These cramps will pass. The inflammation will go down after some time. The joints will never move with ease, but that's from years of wear. Not from this one. But my, how lovely he is. How this would hurt more had I let myself believe that perhaps, age doesn't matter. No. That's not it. Age doesn't have to matter. Circumstances do. Note to self: stop falling for men who are still embedded in other women. When was the last time I was that woman? The great oevre? The object to live for. To desire. To obtain. To endure?
Not much endures, we know. Life passes, grandma and dad and the dog will die. Children die. I killed some worms today, but I almost ran off the road for a mouse. What sense exists? Only that we choose what and whom to love. It is a decision. We decide to move away for our own betterment, or we decide to stay, sometimes much longer than we should have. There's a lot of thought in feeling. Sometimes too much and we choose wrongly.
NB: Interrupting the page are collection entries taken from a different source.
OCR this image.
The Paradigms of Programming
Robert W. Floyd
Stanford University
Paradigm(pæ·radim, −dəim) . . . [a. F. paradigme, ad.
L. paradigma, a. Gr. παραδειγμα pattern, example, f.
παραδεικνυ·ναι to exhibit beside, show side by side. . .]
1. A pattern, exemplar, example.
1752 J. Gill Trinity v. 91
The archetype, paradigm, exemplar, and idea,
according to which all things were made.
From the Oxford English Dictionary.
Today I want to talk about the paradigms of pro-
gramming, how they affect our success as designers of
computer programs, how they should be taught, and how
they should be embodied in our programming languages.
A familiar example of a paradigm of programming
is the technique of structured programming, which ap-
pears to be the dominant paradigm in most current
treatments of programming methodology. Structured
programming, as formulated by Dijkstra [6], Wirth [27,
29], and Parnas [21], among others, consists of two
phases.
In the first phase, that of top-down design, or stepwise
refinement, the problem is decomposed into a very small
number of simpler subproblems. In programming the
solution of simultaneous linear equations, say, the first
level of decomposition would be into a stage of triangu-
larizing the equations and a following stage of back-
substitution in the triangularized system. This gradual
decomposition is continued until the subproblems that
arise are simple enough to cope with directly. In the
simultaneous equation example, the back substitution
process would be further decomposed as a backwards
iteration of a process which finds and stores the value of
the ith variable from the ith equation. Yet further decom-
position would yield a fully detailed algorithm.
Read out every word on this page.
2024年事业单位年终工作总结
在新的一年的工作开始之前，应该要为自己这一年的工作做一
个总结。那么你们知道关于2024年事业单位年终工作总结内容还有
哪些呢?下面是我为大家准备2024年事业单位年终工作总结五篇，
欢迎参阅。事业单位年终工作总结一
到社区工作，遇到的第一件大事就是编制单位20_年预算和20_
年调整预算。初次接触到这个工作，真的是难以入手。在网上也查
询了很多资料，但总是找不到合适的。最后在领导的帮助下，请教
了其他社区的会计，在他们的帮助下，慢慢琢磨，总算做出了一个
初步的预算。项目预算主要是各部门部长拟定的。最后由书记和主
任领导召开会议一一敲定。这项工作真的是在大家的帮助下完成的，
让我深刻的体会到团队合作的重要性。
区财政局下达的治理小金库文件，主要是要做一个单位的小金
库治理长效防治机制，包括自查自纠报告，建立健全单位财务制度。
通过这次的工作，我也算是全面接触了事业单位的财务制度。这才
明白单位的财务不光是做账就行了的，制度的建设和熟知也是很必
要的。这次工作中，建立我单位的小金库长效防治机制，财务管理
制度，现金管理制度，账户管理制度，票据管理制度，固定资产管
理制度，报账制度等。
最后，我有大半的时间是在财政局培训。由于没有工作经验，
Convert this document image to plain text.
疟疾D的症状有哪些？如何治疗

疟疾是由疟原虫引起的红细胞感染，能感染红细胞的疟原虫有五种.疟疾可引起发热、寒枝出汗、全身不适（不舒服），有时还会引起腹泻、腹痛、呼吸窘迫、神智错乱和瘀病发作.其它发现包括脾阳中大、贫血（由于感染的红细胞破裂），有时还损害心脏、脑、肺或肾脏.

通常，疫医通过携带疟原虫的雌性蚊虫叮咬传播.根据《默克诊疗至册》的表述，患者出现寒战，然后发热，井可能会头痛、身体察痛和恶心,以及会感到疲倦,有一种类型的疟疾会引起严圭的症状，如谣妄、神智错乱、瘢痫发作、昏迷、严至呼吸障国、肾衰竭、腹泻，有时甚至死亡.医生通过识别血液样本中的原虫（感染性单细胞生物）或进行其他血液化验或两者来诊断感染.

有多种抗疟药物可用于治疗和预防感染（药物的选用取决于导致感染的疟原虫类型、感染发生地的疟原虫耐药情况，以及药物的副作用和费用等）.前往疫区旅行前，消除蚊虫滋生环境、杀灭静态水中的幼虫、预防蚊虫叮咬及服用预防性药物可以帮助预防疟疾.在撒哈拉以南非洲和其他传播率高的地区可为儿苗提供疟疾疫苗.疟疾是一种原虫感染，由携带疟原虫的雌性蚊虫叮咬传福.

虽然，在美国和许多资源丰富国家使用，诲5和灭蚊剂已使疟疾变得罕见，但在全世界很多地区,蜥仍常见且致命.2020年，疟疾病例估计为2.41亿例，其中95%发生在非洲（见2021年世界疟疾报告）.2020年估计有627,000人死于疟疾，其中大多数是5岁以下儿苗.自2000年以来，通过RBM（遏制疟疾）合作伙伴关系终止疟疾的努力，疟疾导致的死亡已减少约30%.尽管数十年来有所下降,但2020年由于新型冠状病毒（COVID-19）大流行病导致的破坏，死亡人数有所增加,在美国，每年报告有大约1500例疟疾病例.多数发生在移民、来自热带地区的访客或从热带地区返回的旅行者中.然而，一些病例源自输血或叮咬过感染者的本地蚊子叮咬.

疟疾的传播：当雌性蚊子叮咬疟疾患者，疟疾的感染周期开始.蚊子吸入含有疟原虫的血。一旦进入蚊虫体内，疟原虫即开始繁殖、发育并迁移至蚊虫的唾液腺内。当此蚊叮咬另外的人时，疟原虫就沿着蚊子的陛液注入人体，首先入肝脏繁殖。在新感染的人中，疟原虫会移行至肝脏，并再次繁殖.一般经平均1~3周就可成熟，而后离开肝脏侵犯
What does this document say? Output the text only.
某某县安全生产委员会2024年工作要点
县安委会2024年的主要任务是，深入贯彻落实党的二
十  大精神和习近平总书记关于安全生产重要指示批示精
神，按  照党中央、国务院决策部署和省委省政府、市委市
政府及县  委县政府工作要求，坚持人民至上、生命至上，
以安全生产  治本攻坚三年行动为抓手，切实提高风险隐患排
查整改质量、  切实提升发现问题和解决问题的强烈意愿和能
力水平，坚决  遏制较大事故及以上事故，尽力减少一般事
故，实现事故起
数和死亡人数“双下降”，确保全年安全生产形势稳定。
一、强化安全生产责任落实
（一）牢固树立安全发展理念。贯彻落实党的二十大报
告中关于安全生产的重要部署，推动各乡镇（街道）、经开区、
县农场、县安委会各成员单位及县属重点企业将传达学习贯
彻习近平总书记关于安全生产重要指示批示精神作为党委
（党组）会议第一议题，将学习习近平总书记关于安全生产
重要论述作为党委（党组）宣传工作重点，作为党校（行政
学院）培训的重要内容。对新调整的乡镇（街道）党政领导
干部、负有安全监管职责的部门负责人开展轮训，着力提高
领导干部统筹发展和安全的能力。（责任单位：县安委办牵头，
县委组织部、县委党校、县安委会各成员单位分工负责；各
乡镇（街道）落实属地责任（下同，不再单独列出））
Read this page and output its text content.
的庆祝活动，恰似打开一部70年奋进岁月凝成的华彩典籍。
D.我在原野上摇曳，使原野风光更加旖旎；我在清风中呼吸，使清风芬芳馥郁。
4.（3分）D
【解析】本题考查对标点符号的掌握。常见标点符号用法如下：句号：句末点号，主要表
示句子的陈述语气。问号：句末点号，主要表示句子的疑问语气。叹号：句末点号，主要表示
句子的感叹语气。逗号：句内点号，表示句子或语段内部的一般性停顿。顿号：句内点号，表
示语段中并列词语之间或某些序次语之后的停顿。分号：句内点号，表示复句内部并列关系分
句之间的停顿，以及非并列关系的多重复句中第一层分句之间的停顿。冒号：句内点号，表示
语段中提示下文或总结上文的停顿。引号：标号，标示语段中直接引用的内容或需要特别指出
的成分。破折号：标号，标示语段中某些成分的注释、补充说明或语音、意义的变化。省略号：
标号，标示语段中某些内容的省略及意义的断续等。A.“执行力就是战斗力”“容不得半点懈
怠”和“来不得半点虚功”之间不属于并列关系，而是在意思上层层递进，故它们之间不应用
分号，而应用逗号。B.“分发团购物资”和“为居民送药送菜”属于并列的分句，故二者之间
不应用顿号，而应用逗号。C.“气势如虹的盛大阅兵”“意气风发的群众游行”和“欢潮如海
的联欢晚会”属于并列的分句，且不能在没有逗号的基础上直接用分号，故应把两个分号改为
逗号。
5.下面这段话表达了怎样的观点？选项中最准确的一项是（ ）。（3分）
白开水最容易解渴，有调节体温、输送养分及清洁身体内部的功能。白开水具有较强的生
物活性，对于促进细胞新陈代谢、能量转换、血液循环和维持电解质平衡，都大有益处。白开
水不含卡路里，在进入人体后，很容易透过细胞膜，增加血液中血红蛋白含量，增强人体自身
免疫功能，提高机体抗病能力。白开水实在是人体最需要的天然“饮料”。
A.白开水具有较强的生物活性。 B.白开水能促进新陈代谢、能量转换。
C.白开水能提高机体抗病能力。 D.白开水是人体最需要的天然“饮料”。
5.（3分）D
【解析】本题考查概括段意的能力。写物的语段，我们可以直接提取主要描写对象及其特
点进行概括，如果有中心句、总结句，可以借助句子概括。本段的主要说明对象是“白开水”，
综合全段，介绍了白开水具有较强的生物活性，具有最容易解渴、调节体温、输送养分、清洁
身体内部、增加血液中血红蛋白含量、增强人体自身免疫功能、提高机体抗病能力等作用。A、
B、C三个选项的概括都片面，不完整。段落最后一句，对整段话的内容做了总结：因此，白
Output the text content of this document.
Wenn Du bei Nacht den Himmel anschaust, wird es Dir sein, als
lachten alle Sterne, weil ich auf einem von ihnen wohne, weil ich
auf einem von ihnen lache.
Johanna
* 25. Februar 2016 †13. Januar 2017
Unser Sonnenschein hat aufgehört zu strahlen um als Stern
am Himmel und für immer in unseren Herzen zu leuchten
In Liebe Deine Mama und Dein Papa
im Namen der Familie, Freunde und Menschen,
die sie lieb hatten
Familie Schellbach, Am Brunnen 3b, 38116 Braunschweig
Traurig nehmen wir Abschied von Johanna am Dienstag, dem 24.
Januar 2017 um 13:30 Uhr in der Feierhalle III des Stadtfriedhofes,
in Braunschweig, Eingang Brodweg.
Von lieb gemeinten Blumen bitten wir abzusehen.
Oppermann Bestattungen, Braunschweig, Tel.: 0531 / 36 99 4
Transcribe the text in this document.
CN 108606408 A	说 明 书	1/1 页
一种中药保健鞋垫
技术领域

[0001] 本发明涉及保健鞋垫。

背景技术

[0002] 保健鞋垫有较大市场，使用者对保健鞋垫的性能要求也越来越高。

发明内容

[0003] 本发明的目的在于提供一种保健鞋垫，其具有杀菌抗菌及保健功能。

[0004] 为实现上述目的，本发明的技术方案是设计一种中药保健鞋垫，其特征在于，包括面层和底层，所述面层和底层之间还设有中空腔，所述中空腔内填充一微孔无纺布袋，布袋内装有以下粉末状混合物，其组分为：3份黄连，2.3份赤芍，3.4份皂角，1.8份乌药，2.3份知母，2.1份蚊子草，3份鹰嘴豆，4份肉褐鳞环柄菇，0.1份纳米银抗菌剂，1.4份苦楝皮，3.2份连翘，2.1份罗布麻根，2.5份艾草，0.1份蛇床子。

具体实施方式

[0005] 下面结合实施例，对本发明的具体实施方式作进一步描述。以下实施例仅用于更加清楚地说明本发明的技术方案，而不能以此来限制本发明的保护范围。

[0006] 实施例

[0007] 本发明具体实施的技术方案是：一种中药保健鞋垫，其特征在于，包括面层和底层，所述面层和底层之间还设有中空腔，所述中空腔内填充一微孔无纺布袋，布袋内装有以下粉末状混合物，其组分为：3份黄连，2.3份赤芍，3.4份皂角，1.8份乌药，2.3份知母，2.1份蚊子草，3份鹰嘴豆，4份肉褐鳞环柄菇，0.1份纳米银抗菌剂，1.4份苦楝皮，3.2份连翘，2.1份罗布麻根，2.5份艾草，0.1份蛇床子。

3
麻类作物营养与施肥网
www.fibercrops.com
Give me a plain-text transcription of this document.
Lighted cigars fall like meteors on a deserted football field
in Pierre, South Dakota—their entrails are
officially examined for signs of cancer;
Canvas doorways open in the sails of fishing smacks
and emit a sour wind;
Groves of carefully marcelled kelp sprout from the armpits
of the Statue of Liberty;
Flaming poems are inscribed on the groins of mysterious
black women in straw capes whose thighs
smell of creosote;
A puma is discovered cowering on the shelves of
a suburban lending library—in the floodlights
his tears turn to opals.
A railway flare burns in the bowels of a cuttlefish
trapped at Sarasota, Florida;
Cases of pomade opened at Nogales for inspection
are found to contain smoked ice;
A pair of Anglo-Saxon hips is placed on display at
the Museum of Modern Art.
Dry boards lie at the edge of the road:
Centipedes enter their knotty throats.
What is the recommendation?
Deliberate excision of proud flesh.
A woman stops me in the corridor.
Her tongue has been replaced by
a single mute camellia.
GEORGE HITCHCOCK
But what else is there but this? The sadness after understanding that it is not time, I am or he is not right? The understanding is, after all, the worst part. There is nothing juvenile in uncertainty; not knowing how to feel about that man/woman object or relationships&nbs p;reflects a mature acknowledgement of deeper levels of circumstance. Nor is certainty in walking away juvenile if the feet follow a path that is undefined, yet somehow very secure and clear as it is undertaken.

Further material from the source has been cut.